Another German election could delay everything for months on end: fixing the eurozone, resolving the future relationship with Britain, dealing with the Balkans, delivering on trade deals, regulating globalisation, saving the Paris climate accord, building up European defence, solving Ukraine and the rest of it. As Britain pulls out of Europe, the dynamics of the Franco-German alliance have become absolutely paramount. Macron needs Germany if he is to succeed in at least creating the impression that he can transform France into a trailblazing European power. Germany needs France to allay continental perceptions that it has become too domineering and is acting selfishly.

But let’s keep things in perspective. Germany remains a strong democracy. Its economy is thriving. The country’s anchoring in the EU is not in doubt. Its main political parties all agree on the need to preserve the European project which, as Konrad Adenauer said in the 1950s, would be the road to Germany’s rehabilitation and its wellbeing. Merkel has repeatedly said this year: “Germany can do well only if Europe does well.” No serious politician contradicted her.

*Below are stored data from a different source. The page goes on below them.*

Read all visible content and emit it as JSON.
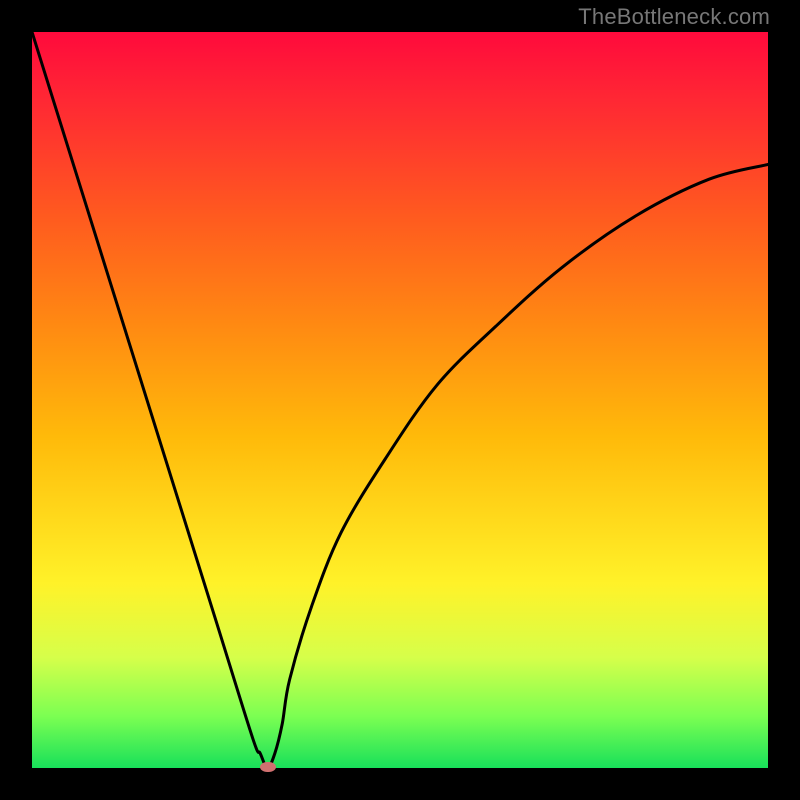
{
  "watermark": "TheBottleneck.com",
  "colors": {
    "frame_bg": "#000000",
    "gradient_top": "#ff0a3c",
    "gradient_bottom": "#18e05a",
    "curve": "#000000",
    "marker": "#d07070"
  },
  "chart_data": {
    "type": "line",
    "title": "",
    "xlabel": "",
    "ylabel": "",
    "xlim": [
      0,
      100
    ],
    "ylim": [
      0,
      100
    ],
    "grid": false,
    "legend": false,
    "series": [
      {
        "name": "curve",
        "x": [
          0,
          5,
          10,
          15,
          20,
          25,
          30,
          31,
          32,
          33,
          34,
          35,
          38,
          42,
          48,
          55,
          63,
          72,
          82,
          92,
          100
        ],
        "values": [
          100,
          84,
          68,
          52,
          36,
          20,
          4,
          2,
          0,
          2,
          6,
          12,
          22,
          32,
          42,
          52,
          60,
          68,
          75,
          80,
          82
        ]
      }
    ],
    "marker": {
      "x": 32,
      "y": 0
    }
  }
}
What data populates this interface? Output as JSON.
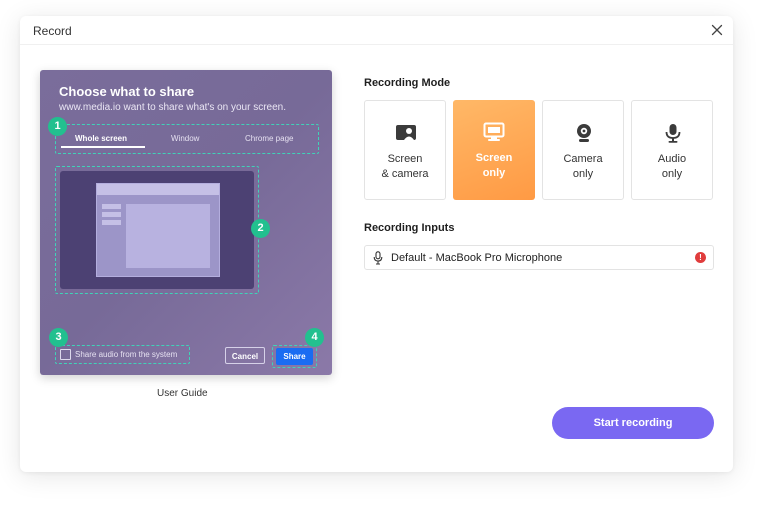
{
  "dialog": {
    "title": "Record",
    "close_icon": "close-icon"
  },
  "guide": {
    "title": "Choose what to share",
    "subtitle": "www.media.io want to share what's on your screen.",
    "tabs": [
      "Whole screen",
      "Window",
      "Chrome page"
    ],
    "active_tab": "Whole screen",
    "share_audio_label": "Share audio from the system",
    "cancel_label": "Cancel",
    "share_label": "Share",
    "badges": [
      "1",
      "2",
      "3",
      "4"
    ],
    "caption": "User Guide"
  },
  "recording_mode": {
    "title": "Recording Mode",
    "modes": [
      {
        "label": "Screen\n& camera",
        "icon": "screen-camera-icon",
        "selected": false
      },
      {
        "label": "Screen\nonly",
        "icon": "monitor-icon",
        "selected": true
      },
      {
        "label": "Camera\nonly",
        "icon": "webcam-icon",
        "selected": false
      },
      {
        "label": "Audio\nonly",
        "icon": "microphone-icon",
        "selected": false
      }
    ]
  },
  "recording_inputs": {
    "title": "Recording Inputs",
    "device": "Default - MacBook Pro Microphone",
    "warning_symbol": "!",
    "warning_icon": "warning-icon"
  },
  "start_button": {
    "label": "Start recording"
  },
  "colors": {
    "accent": "#7a68f2",
    "selected_mode": "#ff9a44",
    "badge": "#22c08f",
    "share_button": "#1a6cf2",
    "warning": "#e03c3c"
  }
}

To a degree, the current trouble says more about German provincialism than it does about German might or hubris, or indeed any debate in Germany on a grand design for the country’s future or for Europe as a whole. Frank-Walter Steinmeier, the German president, wasn’t wrong when he warned that concern would only grow among his neighbours if the leaders of Europe’s largest nation did not rise to their responsibilities.

Against that backdrop, Macron projects self-confidence while Merkel looks jaded. Yet Macron depends on the outcome in Germany more than anything else. At home, he has contained domestic opposition to his labour market reforms and his ratings are up. It is not good news for him that Merkel is now weakened. At the same time, talk of Merkel’s political demise has been going on since the 2015 refugee crisis, and yet she is still around.

Macron is now waiting to see how he can secure the benefits of a relationship he’s so keenly invested in. These questions aren’t just central to two political careers – one just starting, the other of almost record duration. They are central to a whole continent.